I come across these 2 problems in my self very first study to calculus of variation of parameters and I faced two problems. I solved the fist one, I hope my solution is right, but I do not know how to attack the second one which is somehow similar to the problem in the following link; Why $\frac{d}{dx}f_\xi=f_u$ and $f(b,\bar u(b), \bar u'(b))=0$.

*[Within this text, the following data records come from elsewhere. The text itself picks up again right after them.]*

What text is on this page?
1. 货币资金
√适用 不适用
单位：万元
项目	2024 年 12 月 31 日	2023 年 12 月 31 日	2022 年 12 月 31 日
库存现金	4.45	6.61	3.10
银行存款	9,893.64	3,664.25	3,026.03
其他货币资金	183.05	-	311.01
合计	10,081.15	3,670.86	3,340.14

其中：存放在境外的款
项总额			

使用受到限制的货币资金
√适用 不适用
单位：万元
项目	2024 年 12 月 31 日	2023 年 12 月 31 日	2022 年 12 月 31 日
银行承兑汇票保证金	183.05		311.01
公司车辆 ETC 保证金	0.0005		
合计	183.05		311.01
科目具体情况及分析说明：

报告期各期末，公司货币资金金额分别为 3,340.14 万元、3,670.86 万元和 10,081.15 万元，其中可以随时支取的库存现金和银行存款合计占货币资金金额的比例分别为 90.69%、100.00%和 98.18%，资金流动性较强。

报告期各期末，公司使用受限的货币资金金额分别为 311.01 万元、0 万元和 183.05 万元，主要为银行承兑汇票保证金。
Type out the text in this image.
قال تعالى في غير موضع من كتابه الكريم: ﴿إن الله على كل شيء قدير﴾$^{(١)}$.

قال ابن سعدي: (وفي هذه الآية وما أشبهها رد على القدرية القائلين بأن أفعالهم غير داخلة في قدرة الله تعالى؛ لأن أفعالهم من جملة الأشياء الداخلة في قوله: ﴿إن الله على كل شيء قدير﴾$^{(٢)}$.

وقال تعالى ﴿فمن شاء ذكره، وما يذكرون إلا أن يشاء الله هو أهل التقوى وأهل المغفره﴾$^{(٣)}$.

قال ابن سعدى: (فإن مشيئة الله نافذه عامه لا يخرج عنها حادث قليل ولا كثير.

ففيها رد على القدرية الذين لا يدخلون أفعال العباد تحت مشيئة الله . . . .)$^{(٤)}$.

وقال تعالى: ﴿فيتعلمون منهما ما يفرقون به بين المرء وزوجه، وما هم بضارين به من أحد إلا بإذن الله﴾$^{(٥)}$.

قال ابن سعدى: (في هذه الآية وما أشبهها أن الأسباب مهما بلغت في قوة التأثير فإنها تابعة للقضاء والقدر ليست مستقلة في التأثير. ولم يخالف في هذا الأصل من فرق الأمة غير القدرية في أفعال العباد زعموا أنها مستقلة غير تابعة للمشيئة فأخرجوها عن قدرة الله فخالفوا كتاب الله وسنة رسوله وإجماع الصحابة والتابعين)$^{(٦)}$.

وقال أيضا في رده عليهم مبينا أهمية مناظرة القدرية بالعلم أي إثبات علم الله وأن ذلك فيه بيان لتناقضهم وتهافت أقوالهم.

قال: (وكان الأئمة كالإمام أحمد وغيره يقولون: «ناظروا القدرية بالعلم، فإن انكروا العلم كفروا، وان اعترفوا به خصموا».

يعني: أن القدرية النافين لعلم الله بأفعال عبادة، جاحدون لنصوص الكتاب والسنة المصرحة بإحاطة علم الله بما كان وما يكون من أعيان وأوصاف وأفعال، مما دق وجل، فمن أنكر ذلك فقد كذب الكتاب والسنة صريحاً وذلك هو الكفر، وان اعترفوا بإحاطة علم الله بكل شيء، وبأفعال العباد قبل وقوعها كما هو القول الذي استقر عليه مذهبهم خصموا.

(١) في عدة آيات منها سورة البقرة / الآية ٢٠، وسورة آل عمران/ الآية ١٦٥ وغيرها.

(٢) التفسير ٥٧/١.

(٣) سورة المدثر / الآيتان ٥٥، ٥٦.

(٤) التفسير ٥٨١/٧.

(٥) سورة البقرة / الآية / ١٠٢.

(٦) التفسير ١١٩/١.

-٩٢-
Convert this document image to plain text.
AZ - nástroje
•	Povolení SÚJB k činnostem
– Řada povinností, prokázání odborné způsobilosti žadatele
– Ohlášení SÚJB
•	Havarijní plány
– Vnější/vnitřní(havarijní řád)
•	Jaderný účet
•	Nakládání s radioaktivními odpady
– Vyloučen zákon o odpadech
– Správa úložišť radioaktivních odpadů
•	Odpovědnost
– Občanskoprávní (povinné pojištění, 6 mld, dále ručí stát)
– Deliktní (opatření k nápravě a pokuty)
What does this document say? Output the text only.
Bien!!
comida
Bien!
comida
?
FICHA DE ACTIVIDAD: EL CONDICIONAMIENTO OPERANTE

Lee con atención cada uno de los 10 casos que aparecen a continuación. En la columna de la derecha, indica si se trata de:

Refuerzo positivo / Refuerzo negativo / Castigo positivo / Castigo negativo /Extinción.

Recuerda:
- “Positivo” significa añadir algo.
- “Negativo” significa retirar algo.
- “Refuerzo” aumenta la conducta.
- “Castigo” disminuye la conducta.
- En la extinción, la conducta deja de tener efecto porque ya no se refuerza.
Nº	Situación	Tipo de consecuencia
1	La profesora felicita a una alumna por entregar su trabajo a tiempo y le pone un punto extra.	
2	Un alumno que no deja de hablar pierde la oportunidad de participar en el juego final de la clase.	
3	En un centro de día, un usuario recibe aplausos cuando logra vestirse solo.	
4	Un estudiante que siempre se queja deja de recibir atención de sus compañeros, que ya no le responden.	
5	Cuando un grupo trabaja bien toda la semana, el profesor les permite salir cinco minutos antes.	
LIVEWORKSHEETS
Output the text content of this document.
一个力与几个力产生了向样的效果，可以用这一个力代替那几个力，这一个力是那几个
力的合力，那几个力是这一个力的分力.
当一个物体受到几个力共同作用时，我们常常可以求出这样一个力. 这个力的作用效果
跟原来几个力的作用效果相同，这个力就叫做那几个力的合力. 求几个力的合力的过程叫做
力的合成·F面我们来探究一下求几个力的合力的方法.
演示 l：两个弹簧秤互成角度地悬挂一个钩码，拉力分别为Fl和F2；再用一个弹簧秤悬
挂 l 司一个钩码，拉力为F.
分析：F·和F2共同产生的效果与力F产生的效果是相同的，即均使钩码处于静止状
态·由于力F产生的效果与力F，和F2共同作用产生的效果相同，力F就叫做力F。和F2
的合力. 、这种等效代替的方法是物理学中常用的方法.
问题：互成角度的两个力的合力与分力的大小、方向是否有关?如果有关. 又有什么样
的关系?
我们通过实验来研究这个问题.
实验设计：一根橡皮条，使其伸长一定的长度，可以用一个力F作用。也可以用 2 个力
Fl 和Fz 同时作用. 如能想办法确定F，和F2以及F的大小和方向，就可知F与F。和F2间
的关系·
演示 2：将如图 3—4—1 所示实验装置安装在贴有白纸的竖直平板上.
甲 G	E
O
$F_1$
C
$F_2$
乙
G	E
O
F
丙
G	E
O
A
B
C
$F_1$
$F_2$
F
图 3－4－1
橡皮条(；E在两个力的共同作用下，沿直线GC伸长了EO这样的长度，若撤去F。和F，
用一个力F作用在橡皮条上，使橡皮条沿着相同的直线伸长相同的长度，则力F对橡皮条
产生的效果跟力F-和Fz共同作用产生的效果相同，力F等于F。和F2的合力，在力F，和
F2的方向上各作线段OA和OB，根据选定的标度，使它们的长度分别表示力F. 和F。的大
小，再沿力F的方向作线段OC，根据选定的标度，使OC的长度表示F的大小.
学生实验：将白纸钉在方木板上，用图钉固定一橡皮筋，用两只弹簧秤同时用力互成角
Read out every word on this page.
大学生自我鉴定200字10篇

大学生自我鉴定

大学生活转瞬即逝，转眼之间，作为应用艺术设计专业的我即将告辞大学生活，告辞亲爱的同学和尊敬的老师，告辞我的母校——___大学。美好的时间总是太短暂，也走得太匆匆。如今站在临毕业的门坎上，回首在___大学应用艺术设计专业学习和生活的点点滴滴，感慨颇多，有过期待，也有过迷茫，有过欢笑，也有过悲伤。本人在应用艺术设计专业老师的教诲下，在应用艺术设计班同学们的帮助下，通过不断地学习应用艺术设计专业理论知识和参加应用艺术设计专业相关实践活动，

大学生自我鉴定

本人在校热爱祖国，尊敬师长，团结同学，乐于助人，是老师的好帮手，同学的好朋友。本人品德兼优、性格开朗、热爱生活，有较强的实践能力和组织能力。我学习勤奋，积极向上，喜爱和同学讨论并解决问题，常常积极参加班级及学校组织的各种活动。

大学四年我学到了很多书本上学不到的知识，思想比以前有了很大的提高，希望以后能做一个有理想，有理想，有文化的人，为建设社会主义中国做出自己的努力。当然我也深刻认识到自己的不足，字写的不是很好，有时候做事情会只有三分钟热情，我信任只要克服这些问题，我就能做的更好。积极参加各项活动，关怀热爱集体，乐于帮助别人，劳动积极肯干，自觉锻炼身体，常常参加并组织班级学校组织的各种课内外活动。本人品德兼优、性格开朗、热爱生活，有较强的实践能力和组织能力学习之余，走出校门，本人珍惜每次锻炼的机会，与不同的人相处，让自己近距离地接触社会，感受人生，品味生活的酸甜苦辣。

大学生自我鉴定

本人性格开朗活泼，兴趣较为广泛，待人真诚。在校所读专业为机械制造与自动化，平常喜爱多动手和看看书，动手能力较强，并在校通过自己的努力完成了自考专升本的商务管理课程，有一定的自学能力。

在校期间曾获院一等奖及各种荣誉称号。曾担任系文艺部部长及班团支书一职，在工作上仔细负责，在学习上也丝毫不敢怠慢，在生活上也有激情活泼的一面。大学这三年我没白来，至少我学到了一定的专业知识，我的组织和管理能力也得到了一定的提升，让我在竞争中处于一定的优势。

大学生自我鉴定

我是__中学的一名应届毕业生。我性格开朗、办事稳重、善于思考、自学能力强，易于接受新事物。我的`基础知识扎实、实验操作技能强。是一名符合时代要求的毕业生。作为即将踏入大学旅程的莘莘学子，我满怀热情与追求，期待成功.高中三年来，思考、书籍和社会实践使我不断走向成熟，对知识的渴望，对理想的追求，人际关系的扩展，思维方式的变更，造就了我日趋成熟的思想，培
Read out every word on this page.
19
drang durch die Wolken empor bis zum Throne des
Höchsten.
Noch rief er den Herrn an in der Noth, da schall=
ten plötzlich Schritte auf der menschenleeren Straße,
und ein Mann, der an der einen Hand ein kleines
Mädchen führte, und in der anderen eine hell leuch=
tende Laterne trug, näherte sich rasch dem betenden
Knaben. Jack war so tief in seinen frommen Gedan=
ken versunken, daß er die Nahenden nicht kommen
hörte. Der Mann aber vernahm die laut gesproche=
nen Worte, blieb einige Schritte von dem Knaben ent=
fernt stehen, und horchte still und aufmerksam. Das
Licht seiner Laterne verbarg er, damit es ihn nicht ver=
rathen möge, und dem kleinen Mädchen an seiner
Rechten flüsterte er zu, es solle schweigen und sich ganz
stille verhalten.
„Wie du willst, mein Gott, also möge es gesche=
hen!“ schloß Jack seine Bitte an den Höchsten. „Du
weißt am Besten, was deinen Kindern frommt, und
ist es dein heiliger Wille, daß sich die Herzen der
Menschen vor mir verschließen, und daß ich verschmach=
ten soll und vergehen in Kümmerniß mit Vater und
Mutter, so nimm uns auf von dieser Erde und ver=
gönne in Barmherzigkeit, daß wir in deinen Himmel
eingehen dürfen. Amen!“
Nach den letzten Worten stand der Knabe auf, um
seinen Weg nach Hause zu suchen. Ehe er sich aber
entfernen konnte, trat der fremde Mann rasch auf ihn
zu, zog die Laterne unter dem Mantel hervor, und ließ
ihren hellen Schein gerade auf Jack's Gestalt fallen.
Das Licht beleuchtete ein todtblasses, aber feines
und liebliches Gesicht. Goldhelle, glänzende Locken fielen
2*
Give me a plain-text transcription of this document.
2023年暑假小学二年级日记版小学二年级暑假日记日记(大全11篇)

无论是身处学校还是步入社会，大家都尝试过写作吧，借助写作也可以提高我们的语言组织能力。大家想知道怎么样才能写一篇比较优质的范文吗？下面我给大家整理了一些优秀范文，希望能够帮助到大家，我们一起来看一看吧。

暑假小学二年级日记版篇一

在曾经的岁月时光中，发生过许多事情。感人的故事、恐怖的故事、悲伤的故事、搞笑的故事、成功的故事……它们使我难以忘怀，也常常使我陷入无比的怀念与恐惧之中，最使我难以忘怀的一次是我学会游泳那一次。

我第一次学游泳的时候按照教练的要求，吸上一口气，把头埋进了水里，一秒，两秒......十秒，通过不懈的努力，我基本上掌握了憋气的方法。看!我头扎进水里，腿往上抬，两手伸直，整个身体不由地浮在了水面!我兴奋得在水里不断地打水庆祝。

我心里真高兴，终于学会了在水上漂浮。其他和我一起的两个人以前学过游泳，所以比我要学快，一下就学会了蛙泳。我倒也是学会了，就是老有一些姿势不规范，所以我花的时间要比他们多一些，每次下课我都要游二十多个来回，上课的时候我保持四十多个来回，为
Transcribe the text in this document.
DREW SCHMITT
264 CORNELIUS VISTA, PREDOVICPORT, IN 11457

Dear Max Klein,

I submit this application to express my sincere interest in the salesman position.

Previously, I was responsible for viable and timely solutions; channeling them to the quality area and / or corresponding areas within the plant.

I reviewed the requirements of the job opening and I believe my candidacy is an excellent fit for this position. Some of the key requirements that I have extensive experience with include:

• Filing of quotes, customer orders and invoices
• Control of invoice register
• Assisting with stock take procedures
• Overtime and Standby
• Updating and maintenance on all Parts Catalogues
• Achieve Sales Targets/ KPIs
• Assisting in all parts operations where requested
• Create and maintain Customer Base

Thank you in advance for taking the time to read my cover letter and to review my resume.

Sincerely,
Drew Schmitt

Problem one For the functional

$$J[u] = \int_0^1 (2 x u(x) - (u'(x))^2 + 3 u'(x) (u(x)^2))\,dx,$$

find all the $C^1 ([0,1])$ stationary curves (i.e solutions of Euler-Lagrange equation) satisfying the boundary conditions $u(0)=0, u(1)=\frac{1}{3}.$

My solution Let $F(u)= 2 x u - (u')^2 + 3 u' u^2.$ Finding the followings

$$\frac{\partial F}{\partial u} = 2 x + 6u u'.$$

$$\frac{\partial F}{\partial u'} = -2 u' + 3 u^2$$

Now we plug the above two equations into Euler-Lagrange equation

\begin{align*} \frac{\partial F}{\partial u} - \frac{d}{dx} \left( \frac{\partial F}{\partial u'} \right)&=0,\\ 2x + 6 u u' + 2u''-6uu'&=0. \end{align*}

Thus we have

$$u''(x) =-x \Rightarrow u'(x) = -\frac{1}{2}x^2 + c_1 \Rightarrow u(x) = -\frac{1}{6} x^3 + c_1 x + c_2.$$

From $u(0)=0$ we have $c_2 =0$ and from $u(1)= \frac{1}{ 3}$ we have

$$\frac{1}{3} = u(1) = - \frac{1}{6} + c_1 \Rightarrow c_1 =\frac{1}{3}.$$

Then the curve is;

$$u(x) = \frac{x}{3}-\frac{x^3}{6}.$$

Problem two For $f \in C^2 ([a,b] \times \mathbb{R} \times \mathbb{R})$ we consider the minimization problem

$$\inf_{u \in X}J[u],\,\, J[u] = \int_a^b f(x,u(x),u'(x)) dx,\,\,\, X=\{ u \in C^1([a,b]); u(a)=\alpha \}.$$

Assume that a minimizer $\overline{u} \in C^2([a,b]) \cap X$ attaining the infimum of the problem exists, find the condition that the minimizer $\overline{u}$ fulfills at the right endpoint $x=b$ of the interval $[a,b]$ (i.e. find the relation satisfied by $\overline{u}(b)$, $\overline{u}'(b)$).


1 Answer 1


The answer to problem 2 is that one must impose either

  1. Essential/Dirichlet BC: $~~u(b)~=~\beta,$


  1. Natural BC: $~~\left.\frac{\partial f}{\partial u^{\prime}}\right|_{x=b}~=~0,$

cf. e.g. my Math.SE answer here and links therein.